Tuesday, June 14, 2011

Aliens

I think that quite possibly my thoughts have been invaded by Aliens. Admittedly I did leave the house today without my tinfoil underwear, so it's really all my fault. I left myself wide open for suggestions from the great beyond.

I'm having a ridiculously stressful day. I can actually FEEL that my blood pressure is up there. WAY up there. Up in a place that it ought not be. I tried deep breathing, but almost passed out. I went and hid in the bathroom here at work for a few minutes, and it marginally helped. I texted Sandy, who always makes me giggle, and I do think the BP decreased a tiny bit.

I finally got a moment to run out and get some lunch. I went to the Wendy's to get their new Berry Almond Chicken Salad (it rocks, by the way) which is the salad I got last week. Hold the cheese. They held the cheese. I went to a different Wendy's, and the hussy at the speaker said they're premade and she cannot take the cheese off.

I said "Never mind" and went screeching out of the parking lot. No, not really. I don't think the dog-mobile could catch a wheel unless it was some sort of a dying gasp glitch. But I did drive off with authority to find something else.

As I was wandering around a different shopping center I saw that I was driving past a Ben and Jerry's. We already know I have a weakness for the B&J. I then had this thought. I thought, "I could just go get some ice cream. Then I could go over to Jersey Mike's and get a big old sub and stuff myself. I sure do deserve it after all of the suffering I've done today."

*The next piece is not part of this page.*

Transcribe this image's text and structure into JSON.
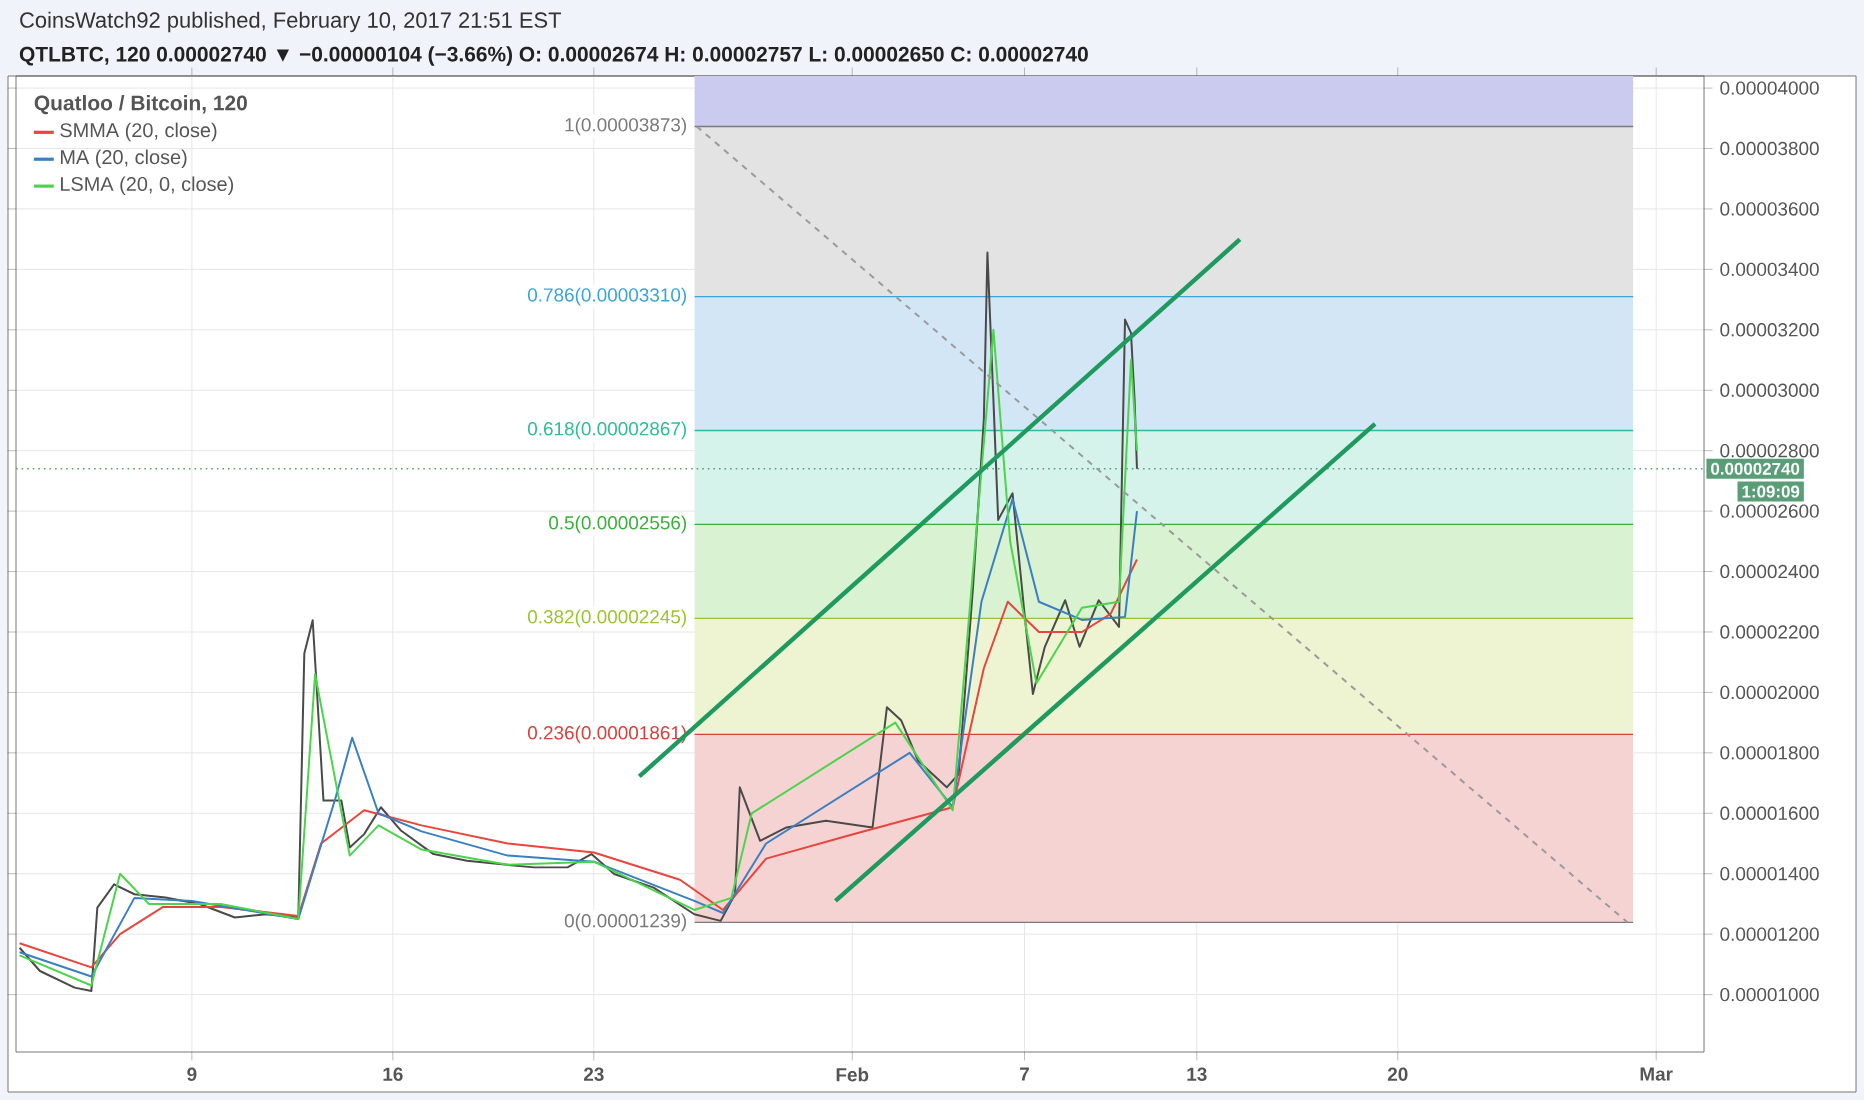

Now here's the part where Aliens took over. Ready for this? My next thoughts were, "Now that would be stupid. I don't really even want this stuff. It's not like I'm even having a craving. All I really want is to get some relief from this stress, and I know that eating all of that food is just going to PISS ME OFF... thus adding to the stress. Never mind the guilt, and then there's weigh in tomorrow to consider. I think probably all I really want to do is stuff my face and then be able to justify it tomorrow on my blog. I don't think it's worth it, not for the repercussions."

I drove on past the B&J and picked up a grilled chicken salad for lunch. I cannot guarantee that I'll make it through the rest of the day on track, but I think at least one crisis has been averted. My blood pressure isn't any better or any worse, really, but I'm happy with the not worse thing. I'm also patting myself on the back for having an adult conversation with myself - in my head, which looks infinitely less crazy to anyone watching me.

1 comment:

Laura Carson said...

Thanks, P! I was (quite pleasantly) suprised to be able to reason my way through it. Reasoning through emotional eating has not been one of my strong suits. But I'm trying to pay more attention to getting to the heart of this, as opposed to just powering my way through it while not attending to the underlying aspects.

Whew, wasn't that a mouthful.

It goes on my HEAD?!!?! No wonder they're invading my mind.